Goldman Sachs' upcoming blowout earnings
Posted
Oct 14 2009, 01:10 PM
by
Louis Navellier
Rating:
Banking giant Goldman Sachs (GS) is set to report earnings on Thursday and I, for one, am expecting an impressive blow-out.
As a behemoth on Wall Street, GS has managed to stay successful in both good times and bad. Shares are up nearly 100% over the past five years, while the Dow Jones Financial Services index fell 11% in the same time period. The future is bright for Goldman as well, with a five-year expected growth rate of 12.5%.
Presently, Goldman Sachs is close to a 52-week high and closing in on the $200 per share mark. Over the past 30 days, more than half of covering analysts raised their third-quarter profit forecasts. Last quarter, the company beat expectations by $1.41.
The thing is, with a company like Goldman Sachs, it’s nearly impossible to give an accurate earnings forecast. The bank makes so much money from so many different sources, it’s like trying to herd cats.
Just look at recent results: In July, Goldman topped Wall Street’s forecast by nearly 40%, and in April the company more than doubled Wall Street’s consensus.
Another report like that would create a frenzy among traders and would send the shares well over $200.
The current consensus on Wall Street is for Goldman to report earnings of $4.81 a share, which represents growth of 130% over the same quarter last year.
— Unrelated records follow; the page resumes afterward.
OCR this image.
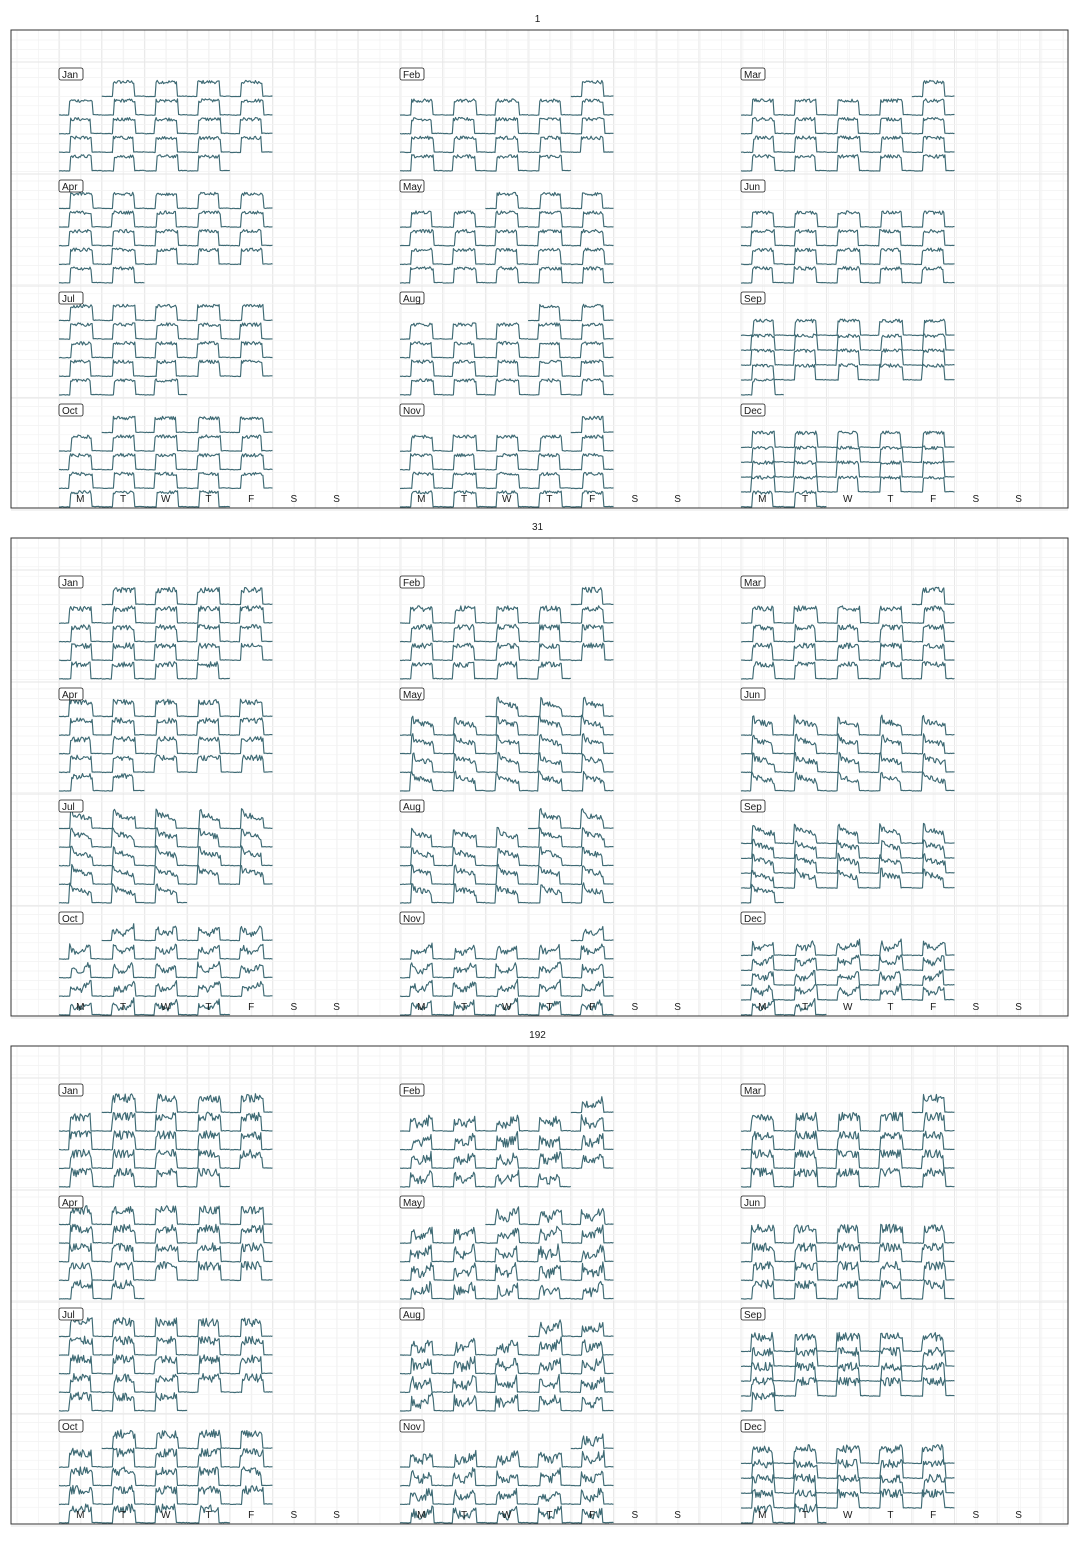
1
Jan	Feb	Mar
Apr	May	Jun
Jul	Aug	Sep
Oct	Nov	Dec
M	T	W	T	F	S	S	M	T	W	T	F	S	S	M	T	W	T	F	S	S
31
Jan	Feb	Mar
Apr	May	Jun
Jul	Aug	Sep
Oct	Nov	Dec
M	T	W	T	F	S	S	M	T	W	T	F	S	S	M	T	W	T	F	S	S
192
Jan	Feb	Mar
Apr	May	Jun
Jul	Aug	Sep
Oct	Nov	Dec
M	T	W	T	F	S	S	M	T	W	T	F	S	S	M	T	W	T	F	S	S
Bear in mind that when Goldman converted to being a bank last year, the company changed its fiscal year to end in December. As a result, the fourth quarter of last year was actually a fourth-month quarter -- actually a third instead of a quarter, which may account for some of the astronomical growth.
The bottom line is that Goldman is a money machine. You can see why the press likes to call it Goldmine $acks. I should add that I’m very pleased that Goldman has paid all of its TARP money to the U.S. Treasury. It’s good to have the government off its back.
I rate Goldman a B, making it a solid buy.